Если даже их решили продать, можно представить себе, как туго пришлось тогда моему отцу Ихэю, человеку из двенадцатого поколения потомков Ки-но Куния. Со времен падения Бакуфу и общего краха[72] вернуть долг способны были только Касю-сама[73]. Однако из трех тысяч рё они изволили отдать всего лишь сто. Должны были нам еще Инсю-сама[74], но они в залог наших четырехсот рё прислали всего-то тушечницу из Акамагасэки[75]. Вдобавок у нас несколько раз случался пожар, и в лавке зонтиков, которую мы держали, дела шли плохо, так что в то время почти все наши ценные вещи одна за другой шли на продажу, чтобы было на что жить.
И тут антиквар Маруса, явившийся уговорить отца продать куклы… он давно уже умер… это был лысый человек, и не было ничего более странного, чем его лысина: в самой ее середине, точно черный пластырь, красовалась татуировка. Он сам рассказывал, что в молодости сделал ее, чтобы скрыть показавшуюся плешь, но, к несчастью, потом вся голова у него облысела и на макушке осталось только черное пятно татуировки. Как бы там ни было, отец, видимо, жалел меня, – мне было тогда пятнадцать лет, – и хотя Маруса не раз его уговаривал, все не решался расстаться с куклами.
В конце концов продал их мой брат Эйкити… его тоже уже нет в живых, а тогда ему было только восемнадцать, и он был очень вспыльчивый. Эйкити был просвещенным молодым человеком, не выпускал из рук английских книжек и интересовался политикой. Когда зашел разговор о куклах-хина, он стал насмехаться, что праздник кукол – устаревший обычай, что незачем сохранять такие ни на что не нужные вещи, и все такое. Сколько раз он из-за этого спорил с матерью, женщиной старого склада. Но если расстаться с хина, то можно будет справить конец года, поэтому, наверное, мать, помня, как трудно приходится отцу, не слишком настойчиво возражала брату. Итак, продажа наших кукол американцу из Йокогама была назначена на середину ноября. А что же я? Мало было от меня толку. Пустая была девчонка. И не очень-то огорчалась, – ведь отец обещал купить мне новый оби из лилового атласа.
На другой вечер после этой договоренности Маруса пришел к нам, предварительно съездив в Йокогама.

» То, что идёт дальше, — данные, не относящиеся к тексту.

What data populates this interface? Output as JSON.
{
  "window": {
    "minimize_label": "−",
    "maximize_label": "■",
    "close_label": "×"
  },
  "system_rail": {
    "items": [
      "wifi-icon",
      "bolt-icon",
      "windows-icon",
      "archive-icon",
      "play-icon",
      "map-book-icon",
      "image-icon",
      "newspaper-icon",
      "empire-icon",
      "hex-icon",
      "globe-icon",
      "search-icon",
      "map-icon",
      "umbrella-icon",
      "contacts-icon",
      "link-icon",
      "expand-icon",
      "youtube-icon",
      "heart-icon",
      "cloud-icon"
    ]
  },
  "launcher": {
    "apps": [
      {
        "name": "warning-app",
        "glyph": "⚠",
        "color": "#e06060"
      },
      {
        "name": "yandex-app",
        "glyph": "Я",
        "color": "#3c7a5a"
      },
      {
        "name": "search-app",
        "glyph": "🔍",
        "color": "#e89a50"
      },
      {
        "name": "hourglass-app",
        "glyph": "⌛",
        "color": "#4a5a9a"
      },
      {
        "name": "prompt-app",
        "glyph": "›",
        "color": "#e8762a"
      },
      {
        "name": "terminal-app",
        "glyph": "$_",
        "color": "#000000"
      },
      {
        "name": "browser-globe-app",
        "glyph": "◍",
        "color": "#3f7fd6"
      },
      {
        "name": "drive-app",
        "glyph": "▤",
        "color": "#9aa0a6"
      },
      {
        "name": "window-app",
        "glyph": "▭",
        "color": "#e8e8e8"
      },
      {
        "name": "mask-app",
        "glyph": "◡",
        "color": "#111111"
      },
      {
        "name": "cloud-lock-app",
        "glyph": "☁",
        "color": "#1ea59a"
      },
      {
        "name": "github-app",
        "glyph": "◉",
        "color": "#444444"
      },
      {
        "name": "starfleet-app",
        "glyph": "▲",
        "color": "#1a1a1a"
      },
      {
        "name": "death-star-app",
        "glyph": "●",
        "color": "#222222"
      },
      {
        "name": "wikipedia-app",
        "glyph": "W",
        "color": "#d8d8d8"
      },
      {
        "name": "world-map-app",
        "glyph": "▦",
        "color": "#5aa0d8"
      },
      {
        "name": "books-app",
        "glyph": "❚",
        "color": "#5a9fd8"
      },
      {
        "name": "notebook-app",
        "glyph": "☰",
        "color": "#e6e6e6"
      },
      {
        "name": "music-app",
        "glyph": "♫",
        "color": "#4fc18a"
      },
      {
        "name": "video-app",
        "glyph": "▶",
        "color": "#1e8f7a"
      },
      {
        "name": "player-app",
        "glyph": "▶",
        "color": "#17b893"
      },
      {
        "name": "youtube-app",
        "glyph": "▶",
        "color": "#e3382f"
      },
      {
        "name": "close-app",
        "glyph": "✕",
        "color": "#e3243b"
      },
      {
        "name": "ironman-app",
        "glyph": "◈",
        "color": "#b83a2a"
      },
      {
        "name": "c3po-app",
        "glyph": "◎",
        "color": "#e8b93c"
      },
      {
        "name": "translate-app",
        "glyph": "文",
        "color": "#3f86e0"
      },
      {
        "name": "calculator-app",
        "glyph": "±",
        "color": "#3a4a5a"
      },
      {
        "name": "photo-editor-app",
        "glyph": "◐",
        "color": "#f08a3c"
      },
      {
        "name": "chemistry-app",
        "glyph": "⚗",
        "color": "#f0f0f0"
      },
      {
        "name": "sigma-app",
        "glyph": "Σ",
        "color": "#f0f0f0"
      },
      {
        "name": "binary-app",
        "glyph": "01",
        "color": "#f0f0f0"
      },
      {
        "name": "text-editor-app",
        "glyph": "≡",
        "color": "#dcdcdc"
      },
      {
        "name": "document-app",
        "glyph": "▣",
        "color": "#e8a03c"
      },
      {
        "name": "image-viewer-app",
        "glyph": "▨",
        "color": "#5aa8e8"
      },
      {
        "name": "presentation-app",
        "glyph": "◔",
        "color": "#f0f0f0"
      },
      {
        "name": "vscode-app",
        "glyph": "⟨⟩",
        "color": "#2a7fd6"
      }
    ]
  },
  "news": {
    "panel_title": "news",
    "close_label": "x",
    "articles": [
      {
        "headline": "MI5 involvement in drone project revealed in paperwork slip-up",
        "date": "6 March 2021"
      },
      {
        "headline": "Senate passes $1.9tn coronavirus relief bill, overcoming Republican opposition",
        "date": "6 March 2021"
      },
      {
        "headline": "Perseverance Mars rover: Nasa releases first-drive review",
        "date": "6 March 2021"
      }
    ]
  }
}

После третьего пожара мы больше не строились… Просто кое-как оборудовали под жилье оставшуюся часть дома да сделали временную пристройку под лавку. Мы тогда держали модную в ту пору аптеку, – в ней над шкафчиками с разными китайскими пилюлями и снадобьями красовались таблички с выведенными золотом названиями. Там горел и незатухающий светильник… Может быть, это название вам непонятно. Это был светильник старого образца, в котором вместо керосина употреблялось гарное масло. До сих пор при запахе китайских лекарств – мандариновой цедры или кольчатого ревеня – я невольно вспоминаю этот светильник. Забавно, правда? И в тот вечер от светильника, смешиваясь с запахом лекарств, струился тусклый свет.
Лысый антиквар Маруса и отец – с подстриженными спутанными волосами – сидели под лампой.
– Итак, вот половина суммы… пожалуйста, пересчитайте…
Это была пачка кредиток, которую, покончив с полагающимися приветствиями, достал Маруса. Было условлено, что в этот день отец получит задаток. Отец протянул руку и, ни слова не промолвив, поклонился. И вот… По приказанию матери я как раз вошла, чтобы подать чай. Но когда я хотела поставить чашки, Маруса вдруг громко произнес: «Так не годится!» Подумав, что он говорит о чае, я остолбенела, но, взглянув на антиквара, увидела, что перед ним лежит еще одна тщательно завернутая пачка денег.